As I mentioned, the story only touches lightly on the supernatural (although someone with the "shine" does play a major role) and there's virtually no hardboiled aspect, but it does extremely well as a dark mystery. Where Joyland really stands out, though, is both the characters and King's coming back to good old-fashioned storytelling. Its main players are very memorable and you have feelings – be they good or bad – for each one. There are moments of both true joy and heartbreaking sorrow found throughout its pages, as well as few scenes of unsettling darkness.
Like The Colorado Kid, Joyland is neither hardboiled nor noir enough to really fit in the Hard Case Crime collection.
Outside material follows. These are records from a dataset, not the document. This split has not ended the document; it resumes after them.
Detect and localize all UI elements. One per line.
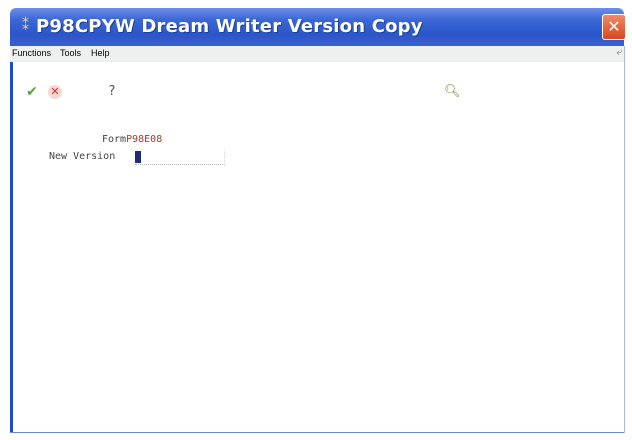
help-button[interactable]: ?	[104, 84, 120, 100]
menu-bar: Functions Tools Help ⤶	[10, 46, 624, 63]
window-right-border	[624, 46, 625, 433]
form-code: P98E08	[126, 134, 163, 145]
menubar-restore-icon[interactable]: ⤶	[616, 47, 622, 58]
form-id-label: FormP98E08	[102, 134, 162, 145]
menu-help[interactable]: Help	[91, 48, 110, 58]
window-bottom-border	[10, 432, 624, 433]
close-icon: ✕	[607, 17, 621, 36]
menu-tools[interactable]: Tools	[60, 48, 81, 58]
new-version-label: New Version	[49, 151, 116, 162]
window-title: P98CPYW Dream Writer Version Copy	[36, 16, 423, 37]
ok-button[interactable]: ✔	[24, 84, 40, 100]
text-cursor	[135, 151, 141, 163]
menu-functions[interactable]: Functions	[12, 48, 51, 58]
dream-writer-window: ⁑ P98CPYW Dream Writer Version Copy ✕ Fu…	[0, 0, 632, 440]
search-button[interactable]: 🔍︎	[444, 84, 461, 100]
title-bar[interactable]: ⁑ P98CPYW Dream Writer Version Copy ✕	[10, 8, 626, 46]
form-prefix: Form	[102, 134, 127, 145]
close-button[interactable]: ✕	[602, 14, 626, 40]
cancel-button[interactable]: ✕	[48, 85, 62, 99]
program-icon: ⁑	[22, 18, 29, 34]
new-version-input[interactable]	[135, 150, 225, 165]
form-body	[10, 62, 627, 432]
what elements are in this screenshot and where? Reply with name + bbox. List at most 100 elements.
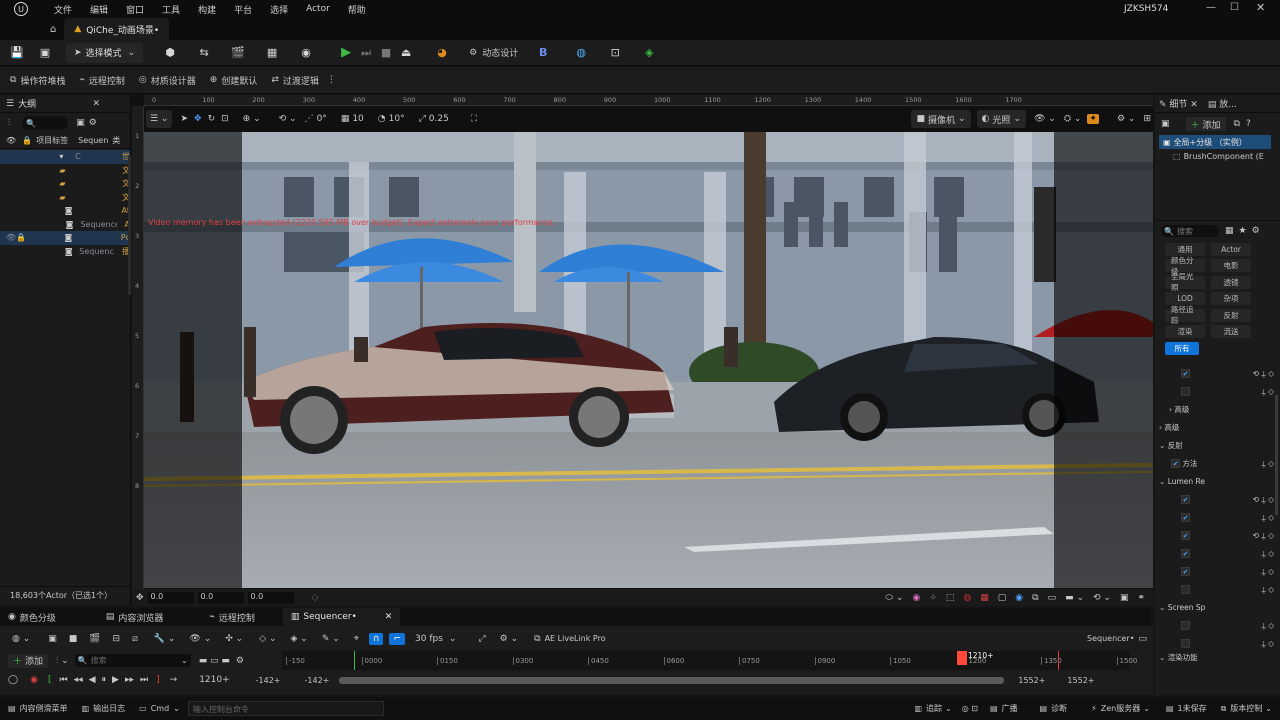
filter-icon[interactable]: ⫶ — [8, 118, 10, 128]
details-search-input[interactable]: 🔍 搜索 — [1161, 225, 1219, 237]
console-input[interactable]: 输入控制台命令 — [187, 701, 384, 716]
blueprint-icon[interactable]: ⇆ — [197, 46, 211, 60]
ledger-icon[interactable]: ⊟ — [113, 634, 121, 644]
coord-field-z[interactable]: 0.0 — [247, 591, 294, 604]
color-wheel-icon[interactable]: ◉ — [912, 593, 920, 603]
record-icon[interactable]: ◯ — [8, 675, 18, 685]
tab-remote-control[interactable]: ⌁ 远程控制 — [201, 608, 262, 626]
current-frame-field[interactable]: 1210+ — [199, 675, 229, 685]
layout-icon[interactable]: ⊞ — [1143, 114, 1151, 124]
tab-sequencer[interactable]: ▥ Sequencer• ✕ — [282, 608, 401, 626]
menu-tools[interactable]: 工具 — [162, 3, 180, 16]
method-reset-icon[interactable]: ⍊ ◇ — [1261, 459, 1274, 469]
filter-button[interactable]: Actor — [1211, 242, 1251, 256]
render-movie-icon[interactable]: 🎬 — [89, 634, 100, 644]
cycle-icon[interactable]: ⟲ ⌄ — [1093, 593, 1111, 603]
playhead[interactable] — [957, 651, 967, 665]
globe-icon[interactable]: ◍ — [574, 46, 588, 60]
livelink-label[interactable]: AE LiveLink Pro — [545, 634, 606, 643]
outliner-row[interactable]: ◙Sequence播 — [0, 245, 130, 259]
snap-frame-icon[interactable]: ⌐ — [389, 632, 406, 645]
key-diamond-icon[interactable]: ◇ ⌄ — [259, 634, 276, 644]
pan-icon[interactable]: ✥ — [136, 593, 144, 603]
details-tab-2[interactable]: ▤ 放... — [1208, 97, 1237, 110]
operator-stack-button[interactable]: ⧉ 操作符堆栈 — [10, 74, 65, 87]
lumen-checkbox-1[interactable]: ✔ — [1181, 495, 1190, 504]
rotation-snap-icon[interactable]: ◔ — [378, 114, 386, 124]
create-default-button[interactable]: ⊕ 创建默认 — [210, 74, 258, 87]
jump-start-icon[interactable]: ⏮ — [59, 675, 67, 685]
checkbox-b[interactable] — [1181, 387, 1190, 396]
outliner-row[interactable]: ▰ 文 — [0, 191, 130, 205]
reset-icon-a[interactable]: ⟲ ⍊ ◇ — [1253, 369, 1274, 379]
select-icon[interactable]: ➤ — [180, 114, 188, 124]
filter-button[interactable]: 路径追踪 — [1165, 305, 1205, 325]
auto-key-icon[interactable]: ⌖ — [354, 634, 359, 644]
unsaved-button[interactable]: ▤ 1未保存 — [1166, 703, 1207, 714]
key-all-icon[interactable]: ◈ ⌄ — [291, 634, 308, 644]
outliner-row[interactable]: ▰ 文 — [0, 164, 130, 178]
content-icon[interactable]: ▣ — [38, 46, 52, 60]
outliner-row[interactable]: ◙SequenceA — [0, 218, 130, 232]
details-tab[interactable]: ✎ 细节 ✕ — [1159, 97, 1198, 110]
add-actor-icon[interactable]: ⬢ — [163, 46, 177, 60]
world-sphere-icon[interactable]: ◍ ⌄ — [12, 634, 30, 644]
lumen-checkbox-4[interactable]: ✔ — [1181, 549, 1190, 558]
sequence-name[interactable]: Sequencer• — [1087, 634, 1134, 643]
menu-actor[interactable]: Actor — [306, 4, 330, 14]
step-icon[interactable]: ⏭ — [359, 46, 373, 60]
filter-button[interactable]: 杂项 — [1211, 292, 1251, 306]
play-reverse-icon[interactable]: ⏸ — [102, 675, 107, 685]
selected-actor-row[interactable]: ▣ 全局+分级 （实例） — [1159, 135, 1271, 149]
lumen-checkbox-2[interactable]: ✔ — [1181, 513, 1190, 522]
viewport-settings-icon[interactable]: ⚙ ⌄ — [1117, 114, 1135, 124]
scale-snap-icon[interactable]: ⤢ — [419, 114, 426, 124]
mode-selector[interactable]: ➤ 选择模式 ⌄ — [66, 42, 144, 63]
star-icon[interactable]: ★ — [1239, 226, 1247, 236]
source-control-icon[interactable]: ◈ — [642, 46, 656, 60]
visibility-icon[interactable]: 👁 — [6, 136, 16, 145]
lumen-section[interactable]: ⌄ Lumen Re — [1155, 473, 1280, 491]
layers2-icon[interactable]: ⧉ — [1032, 593, 1038, 603]
playback-start-marker[interactable] — [354, 651, 355, 670]
tab-content-browser[interactable]: ▤ 内容浏览器 — [98, 608, 172, 626]
scale-icon[interactable]: ⊡ — [221, 114, 229, 124]
details-settings-icon[interactable]: ⚙ — [1252, 226, 1260, 236]
bracket-start-icon[interactable]: [ — [48, 675, 52, 685]
outliner-row[interactable]: ▰ 文 — [0, 177, 130, 191]
pencil-icon[interactable]: ✎ ⌄ — [322, 634, 340, 644]
seq-settings-icon[interactable]: ⚙ ⌄ — [500, 634, 518, 644]
eject-icon[interactable]: ⏏ — [399, 46, 413, 60]
scale-snap-value[interactable]: 0.25 — [429, 114, 449, 124]
rotation-snap-value[interactable]: 10° — [389, 114, 405, 124]
outliner-row[interactable]: 👁 🔒 ◙ Pc — [0, 231, 130, 245]
filter-button[interactable]: 电影 — [1211, 259, 1251, 273]
work-end-field[interactable]: 1552+ — [1018, 676, 1045, 685]
blueprint-b-icon[interactable]: B — [536, 46, 550, 60]
lumen-reset-3[interactable]: ⟲ ⍊ ◇ — [1253, 531, 1274, 541]
platforms-icon[interactable]: ▦ — [265, 46, 279, 60]
minimize-icon[interactable]: — — [1206, 2, 1216, 13]
filter-red-icon[interactable]: ◍ — [963, 593, 971, 603]
save-seq-icon[interactable]: ▣ — [48, 634, 57, 644]
screen-reset-1[interactable]: ⍊ ◇ — [1261, 621, 1274, 631]
unreal-logo-icon[interactable]: U — [14, 2, 28, 16]
menu-window[interactable]: 窗口 — [126, 3, 144, 16]
transition-logic-button[interactable]: ⇄ 过渡逻辑 — [271, 74, 319, 87]
lumen-reset-1[interactable]: ⟲ ⍊ ◇ — [1253, 495, 1274, 505]
prev-frame-icon[interactable]: ◀ — [89, 675, 96, 685]
realtime-icon[interactable]: ✦ — [1087, 114, 1099, 124]
filter-button[interactable]: 反射 — [1211, 308, 1251, 322]
viewport-options-button[interactable]: ☰ ⌄ — [146, 110, 173, 128]
livelink-icon[interactable]: ⧉ — [534, 634, 540, 644]
lock-icon[interactable]: 🔒 — [22, 136, 32, 145]
save-icon[interactable]: 💾 — [10, 46, 24, 60]
content-drawer-button[interactable]: ▤ 内容侧滑菜单 — [8, 703, 68, 714]
zen-server-button[interactable]: ⚡ Zen服务器 ⌄ — [1091, 703, 1150, 714]
folder-add-icon[interactable]: ▣ — [76, 118, 85, 128]
snap-icon[interactable]: ⬚ — [946, 593, 955, 603]
perf-icon[interactable]: ⛭ ⌄ — [1064, 114, 1082, 124]
frame-icon[interactable]: ▢ — [998, 593, 1007, 603]
camera-seq-icon[interactable]: ■ — [69, 634, 78, 644]
grid-snap-value[interactable]: 0° — [317, 114, 327, 124]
It doesn't have that crackerjack beat of the other novels in the series, nor are there any dames or private dicks to be found. I can't fault its release in the series though, because if that draws more attention to this wonderful banner, all the better. However, Joyland is a most welcome return of the Stephen King I grew up with; the majestic storyteller who can take me on a journey into another world that's a bit like this one but with just a little more magic. It's not all horror, it's not all mystery, but it is all good.